On 25/10/10 17:09, pk wrote:
> 
> [...] And once you explain your reasons (by citing some
> rant in a forum, which of course may or may not be appropriate to your case, 
> unless you wrote it yourself, which you didn't say), I wouldn't find it 
> strange that someone comments on it, and (in this specific case) points out 
> that what that text says seems to be at least partly contradicting the 
> apparent "philosophy" behind what you were trying to do in the first place.
> [...]

Your posting, and especially above sentence, proved quite impressively that
human brains are unlikely based on neurons, rather must be based on a stack
machine, which is necessary to encode and decode sentences with subordinary
clauses of that amount and depth of nesting. I enjoyed your posting, content
and structure, a lot. Thanks!

Janis
0
Reply Janis 10/25/2010 8:59:14 PM

In article <20101025190815.1ced7df2@scooter.muppet.show>,
pk  <pk@pk.invalid> wrote:
....
>Yes, YOU. But experience shows (and the fact that Usenet has evolved in
>that direction is perhaps a further proof of it) that many people have
>benefited from the approach you dislike.
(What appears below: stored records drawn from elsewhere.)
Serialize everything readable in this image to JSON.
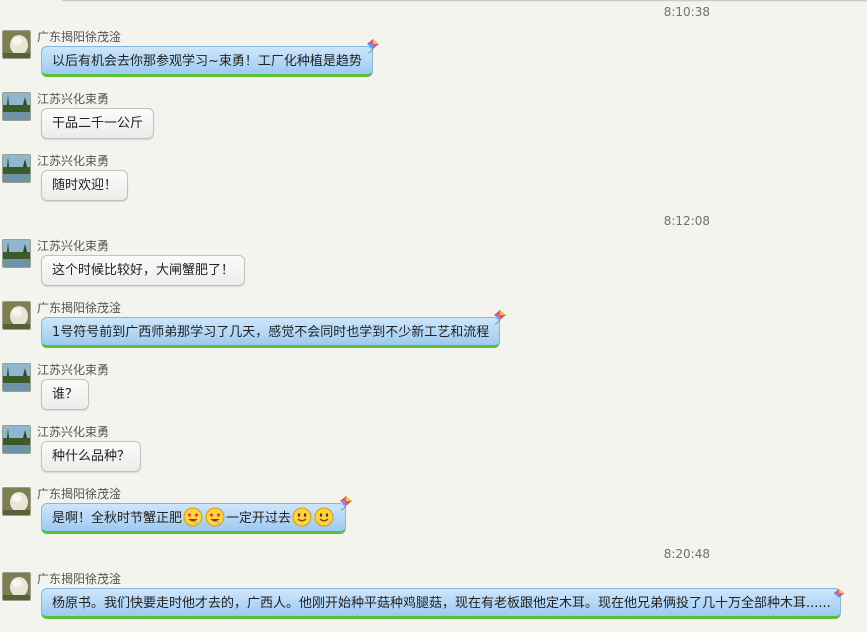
{
  "timestamps": [
    "8:10:38",
    "8:12:08",
    "8:20:48"
  ],
  "senders": {
    "guangdong": "广东揭阳徐茂淦",
    "jiangsu": "江苏兴化束勇"
  },
  "messages": [
    {
      "text": "以后有机会去你那参观学习~束勇！工厂化种植是趋势"
    },
    {
      "text": "干品二千一公斤"
    },
    {
      "text": "随时欢迎！"
    },
    {
      "text": "这个时候比较好，大闸蟹肥了！"
    },
    {
      "text": "1号符号前到广西师弟那学习了几天，感觉不会同时也学到不少新工艺和流程"
    },
    {
      "text": "谁？"
    },
    {
      "text": "种什么品种？"
    },
    {
      "text_a": "是啊！全秋时节蟹正肥",
      "text_b": "一定开过去"
    },
    {
      "text": "杨原书。我们快要走时他才去的，广西人。他刚开始种平菇种鸡腿菇，现在有老板跟他定木耳。现在他兄弟俩投了几十万全部种木耳......"
    }
  ],
  "icons": {
    "kite": "kite-icon",
    "drool_emoji": "drooling-face-emoji",
    "smile_emoji": "smiling-face-emoji"
  },
  "colors": {
    "background": "#f3f4ed",
    "own_bubble": "#a9d2f5",
    "own_bubble_accent": "#5bbf3a",
    "other_bubble": "#f3f3f3"
  }
}
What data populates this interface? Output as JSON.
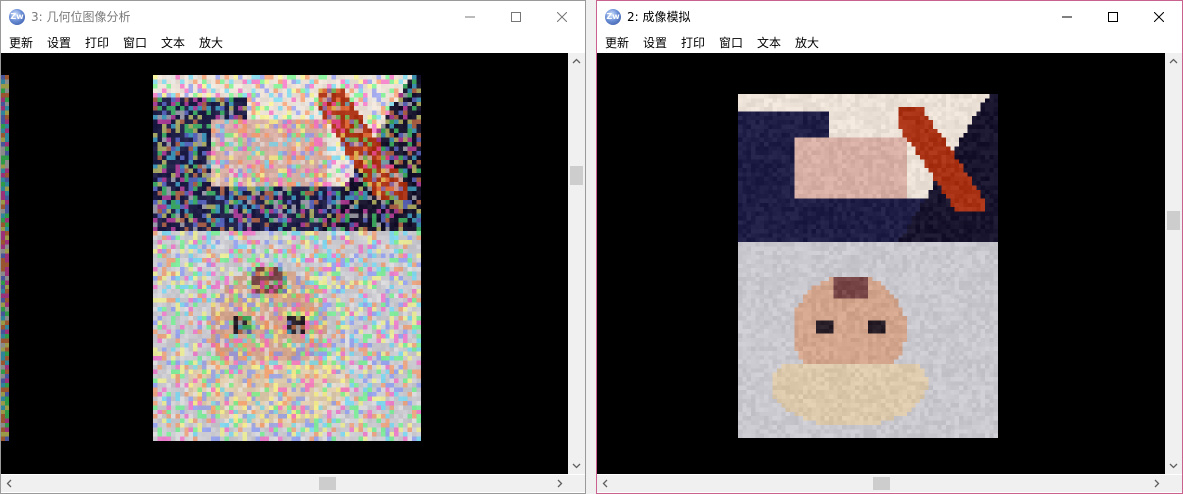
{
  "windows": {
    "left": {
      "title": "3: 几何位图像分析",
      "icon": "app-logo-icon",
      "icon_label": "Zw",
      "image_kind": "noisy"
    },
    "right": {
      "title": "2: 成像模拟",
      "icon": "app-logo-icon",
      "icon_label": "Zw",
      "image_kind": "inverted"
    }
  },
  "menu": [
    "更新",
    "设置",
    "打印",
    "窗口",
    "文本",
    "放大"
  ],
  "icons": {
    "minimize": "minimize-icon",
    "maximize": "maximize-icon",
    "close": "close-icon",
    "scroll_up": "chevron-up-icon",
    "scroll_down": "chevron-down-icon",
    "scroll_left": "chevron-left-icon",
    "scroll_right": "chevron-right-icon"
  },
  "colors": {
    "active_border": "#c9628f",
    "inactive_border": "#9a9a9a",
    "canvas_bg": "#000000"
  }
}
I would say that users like you
>are the minority (I can't obviously bring hard facts to support this;
>it's just my impression).

Please be sure to have read my reply back to Ed, which concedes that, in
terms of the numbers game, you (and Ed) are right.  But as I say there,
it doesn't stop me from wishing the world were otherwise.

And keep in mind that it is a short walk from:

    1) The simple, non-normative and purely descriptive statement that
	"most Xs have property P".
to:
    2) The statement that "we" (the corporate "we") are entitled to
	assume that "all Xs have property P".
to:
    3) The projection that non-P X's are weird and that "we" are entitled
	to marginalize and mock them.

Obviously, the first step is more or less inevitable.
But one must avoid, if at all possible, taking the second step.

-- 
"The anti-regulation business ethos is based on the charmingly naive notion
that people will not do unspeakable things for money." - Dana Carpender

Quoted by Paul Ciszek (pciszek at panix dot com).  But what I want to know
is why is this diet/low-carb food author doing making pithy political/economic
statements?

Nevertheless, the above quote is dead-on, because, the thing is - business
in one breath tells us they don't need to be regulated (which is to say:
that they can morally self-regulate), then in the next breath tells us that
corporations are amoral entities which have no obligations to anyone except
their officers and shareholders, then in the next breath they tell us they
don't need to be regulated (that they can morally self-regulate) ...

0
Reply gazelle 10/25/2010 10:24:29 PM

pk wrote:

> Again yes, YOU are not. Sure. But another person may instead be happy and
> thankful because someone showed them an alternative approach, demonstrating
> that what the original idea was less fit.

I honestly don't understand: in virtually every reply you've
insisted on pronouncing judgment on another, or thinking
your prescribed fix is gospel. What it seems you're railing
against is the very thing your condemning others of - refusing
an alternate point of view. This is somehow very disappointing.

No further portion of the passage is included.